103442: [Atcoder]ABC344 C - A+B+C
Description
Score: $250$ points
Problem Statement
You are given three sequences $A=(A_1,\ldots,A_N)$, $B=(B_1,\ldots,B_M)$, and $C=(C_1,\ldots,C_L)$.
Additionally, a sequence $X=(X_1,\ldots,X_Q)$ is given. For each $i=1,\ldots,Q$, solve the following problem:
Problem: Is it possible to select one element from each of $A$, $B$, and $C$ so that their sum is $X_i$?
Constraints
- $1 \leq N,M,L \leq 100$
- $0 \leq A_i, B_i ,C_i \leq 10^8$
- $1 \leq Q \leq 2\times 10^5$
- $0 \leq X_i \leq 3\times 10^8$
- All input values are integers.
Input
The input is given from Standard Input in the following format:
$N$ $A_1$ $\ldots$ $A_N$ $M$ $B_1$ $\ldots$ $B_M$ $L$ $C_1$ $\ldots$ $C_L$ $Q$ $X_1$ $\ldots$ $X_Q$
Output
Print $Q$ lines.
The $i$-th line should contain Yes if it is possible to select one element from each of $A$, $B$, and $C$ so that their sum is $X_i$, and No otherwise.
Sample Input 1
3 1 2 3 2 2 4 6 1 2 4 8 16 32 4 1 5 10 50
Sample Output 1
No Yes Yes No
- It is impossible to select one element from each of $A$, $B$, and $C$ so that their sum is $1$.
- Selecting $1$, $2$, and $2$ from $A$, $B$, and $C$, respectively, makes the sum $5$.
- Selecting $2$, $4$, and $4$ from $A$, $B$, and $C$, respectively, makes the sum $10$.
- It is impossible to select one element from each of $A$, $B$, and $C$ so that their sum is $50$.
Input
Output
问题描述
给你三个序列$A=(A_1,\ldots,A_N)$,$B=(B_1,\ldots,B_M)$和$C=(C_1,\ldots,C_L)$。
此外,还给出一个序列$X=(X_1,\ldots,X_Q)$。

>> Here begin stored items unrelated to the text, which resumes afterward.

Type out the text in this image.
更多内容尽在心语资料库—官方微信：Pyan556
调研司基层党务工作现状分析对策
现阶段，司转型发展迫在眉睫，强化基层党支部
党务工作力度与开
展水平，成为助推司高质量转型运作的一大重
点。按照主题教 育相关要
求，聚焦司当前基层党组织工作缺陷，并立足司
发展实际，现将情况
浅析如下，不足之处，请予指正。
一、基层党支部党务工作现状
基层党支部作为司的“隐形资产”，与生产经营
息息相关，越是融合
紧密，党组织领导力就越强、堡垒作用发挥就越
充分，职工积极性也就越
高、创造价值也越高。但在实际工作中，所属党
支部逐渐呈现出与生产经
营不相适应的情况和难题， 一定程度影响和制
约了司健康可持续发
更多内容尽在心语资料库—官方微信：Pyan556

对于每个$i=1,\ldots,Q$,解决以下问题:
问题:是否可以从$A$,$B$和$C$中分别选择一个元素,使它们的和等于$X_i$?
限制条件
- $1 \leq N,M,L \leq 100$
- $0 \leq A_i, B_i ,C_i \leq 10^8$
- $1 \leq Q \leq 2\times 10^5$
- $0 \leq X_i \leq 3\times 10^8$
- 所有输入值都是整数。
输入
输入从标准输入中给出,如下所示:
$N$ $A_1$ $\ldots$ $A_N$ $M$ $B_1$ $\ldots$ $B_M$ $L$ $C_1$ $\ldots$ $C_L$ $Q$ $X_1$ $\ldots$ $X_Q$
输出
打印$Q$行。
如果可以分别从$A$,$B$和$C$中选择一个元素,使它们的和等于$X_i$,则第$i$行应包含Yes,否则包含No。
样例输入1
3 1 2 3 2 2 4 6 1 2 4 8 16 32 4 1 5 10 50
样例输出1
No Yes Yes No
- 无法分别从$A$,$B$和$C$中选择一个元素,使它们的和等于$1$。
- 分别从$A$,$B$和$C$中选择$1$,$2$和$2$,使它们的和为$5$。
- 分别从$A$,$B$和$C$中选择$2$,$4$和$4$,使它们的和为$10$。
- 无法分别从$A$,$B$和$C$中选择一个元素,使它们的和等于$50$。